Claude is right about the hidden liabilities, but missing the antitrust angle. If Nvidia's capital support for CoreWeave is effectively a 'captive customer' scheme, regulators will eventually scrutinize these off-balance-sheet arrangements. This isn't just financial risk; it's a potential regulatory trap. We are assuming these deals are purely strategic, but they look increasingly like artificial demand propping. If the FTC or DOJ investigates these 'partnerships' as anticompetitive, the valuation premium on NVDA will evaporate instantly.
"CoreWeave’s refinancing risk is the underappreciated near-term danger that could trigger dilution and pull-through weakness before any AI capex cycle stabilizes."

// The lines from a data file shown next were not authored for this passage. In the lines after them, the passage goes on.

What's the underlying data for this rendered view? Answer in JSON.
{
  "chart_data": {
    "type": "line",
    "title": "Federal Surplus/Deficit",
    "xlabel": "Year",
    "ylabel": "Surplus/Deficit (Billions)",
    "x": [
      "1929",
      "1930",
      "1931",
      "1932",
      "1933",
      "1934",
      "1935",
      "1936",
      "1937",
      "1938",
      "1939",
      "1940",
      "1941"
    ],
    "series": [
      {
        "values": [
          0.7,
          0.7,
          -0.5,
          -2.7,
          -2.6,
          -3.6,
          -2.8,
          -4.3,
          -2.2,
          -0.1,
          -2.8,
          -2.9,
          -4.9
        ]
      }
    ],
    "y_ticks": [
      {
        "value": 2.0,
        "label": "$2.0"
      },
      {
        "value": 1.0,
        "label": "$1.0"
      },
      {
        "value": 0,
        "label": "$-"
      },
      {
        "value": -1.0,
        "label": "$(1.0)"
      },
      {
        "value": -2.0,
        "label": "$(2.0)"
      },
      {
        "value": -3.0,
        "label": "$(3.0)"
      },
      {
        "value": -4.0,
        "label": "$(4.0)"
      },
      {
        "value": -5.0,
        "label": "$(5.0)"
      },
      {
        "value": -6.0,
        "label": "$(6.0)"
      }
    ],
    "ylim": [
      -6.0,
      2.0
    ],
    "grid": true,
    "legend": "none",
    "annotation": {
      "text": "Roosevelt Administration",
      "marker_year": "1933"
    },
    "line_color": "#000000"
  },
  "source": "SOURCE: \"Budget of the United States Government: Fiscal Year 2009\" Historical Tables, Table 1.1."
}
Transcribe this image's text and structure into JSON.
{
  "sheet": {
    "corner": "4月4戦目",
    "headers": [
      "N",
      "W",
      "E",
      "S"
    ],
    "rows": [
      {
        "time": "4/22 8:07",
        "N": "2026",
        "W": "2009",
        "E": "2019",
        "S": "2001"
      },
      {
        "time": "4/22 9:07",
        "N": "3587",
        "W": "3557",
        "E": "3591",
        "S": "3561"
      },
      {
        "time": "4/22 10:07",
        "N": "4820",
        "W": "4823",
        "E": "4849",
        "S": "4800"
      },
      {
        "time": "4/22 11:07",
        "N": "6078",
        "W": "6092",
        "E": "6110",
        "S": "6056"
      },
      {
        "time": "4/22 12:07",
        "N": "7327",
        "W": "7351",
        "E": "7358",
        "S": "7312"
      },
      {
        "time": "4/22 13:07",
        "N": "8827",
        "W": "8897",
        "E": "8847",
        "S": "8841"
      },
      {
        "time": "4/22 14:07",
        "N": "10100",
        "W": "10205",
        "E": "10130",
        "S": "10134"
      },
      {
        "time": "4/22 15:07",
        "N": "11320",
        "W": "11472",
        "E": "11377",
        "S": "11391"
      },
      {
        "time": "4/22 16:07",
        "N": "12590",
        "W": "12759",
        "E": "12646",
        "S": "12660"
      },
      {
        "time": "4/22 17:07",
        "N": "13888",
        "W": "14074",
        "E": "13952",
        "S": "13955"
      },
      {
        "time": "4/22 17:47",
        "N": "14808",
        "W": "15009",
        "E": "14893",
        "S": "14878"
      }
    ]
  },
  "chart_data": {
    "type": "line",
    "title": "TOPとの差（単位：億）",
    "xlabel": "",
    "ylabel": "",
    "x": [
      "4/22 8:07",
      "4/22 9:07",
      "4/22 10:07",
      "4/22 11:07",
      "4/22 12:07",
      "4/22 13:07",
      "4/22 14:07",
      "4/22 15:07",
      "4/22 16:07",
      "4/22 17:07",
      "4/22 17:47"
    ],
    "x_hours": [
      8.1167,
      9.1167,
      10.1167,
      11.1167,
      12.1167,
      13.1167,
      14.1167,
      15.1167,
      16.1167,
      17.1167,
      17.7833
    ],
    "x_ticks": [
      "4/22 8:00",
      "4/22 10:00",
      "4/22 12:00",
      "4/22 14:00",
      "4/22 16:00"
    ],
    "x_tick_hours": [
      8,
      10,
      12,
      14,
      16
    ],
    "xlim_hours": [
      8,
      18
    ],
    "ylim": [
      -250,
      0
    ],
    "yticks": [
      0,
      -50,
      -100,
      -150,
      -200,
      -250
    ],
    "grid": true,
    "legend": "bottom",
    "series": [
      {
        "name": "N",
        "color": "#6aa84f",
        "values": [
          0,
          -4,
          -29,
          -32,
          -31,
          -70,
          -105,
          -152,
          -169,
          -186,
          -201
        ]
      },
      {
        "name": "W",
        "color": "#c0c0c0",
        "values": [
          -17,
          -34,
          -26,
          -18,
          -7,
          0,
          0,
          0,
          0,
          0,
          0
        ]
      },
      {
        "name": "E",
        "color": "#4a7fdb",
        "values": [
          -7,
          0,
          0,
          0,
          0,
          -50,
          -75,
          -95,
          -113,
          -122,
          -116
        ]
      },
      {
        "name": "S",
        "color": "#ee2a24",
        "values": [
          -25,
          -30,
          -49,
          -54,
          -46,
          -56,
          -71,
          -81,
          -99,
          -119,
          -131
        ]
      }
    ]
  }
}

Gemini, antitrust concerns are valid but the more immediate risk nobody flags is CoreWeave’s refinancing cycle. If hyperscale capex slows, leverage could force follow-on funding, worsening Nvidia’s dilution and shrinking its GPU pull-through just as demand softens. Regulators could weigh in on the funding structure, but even absent a ruling, the balance-sheet fragility creates a near-term credit signal that could reprice Nvidia’s ecosystem bets.
Despite strategic positioning in AI infrastructure, Nvidia's investments in CoreWeave and Coherent pose significant risks, including high leverage, potential dilution, and regulatory scrutiny.
Nvidia's strategic control over AI infrastructure and ecosystem, ensuring supply chain bottlenecks do not throttle GPU revenue growth.
CoreWeave's refinancing risk and potential follow-on funding, which could amplify downside and impact Nvidia's cash flow.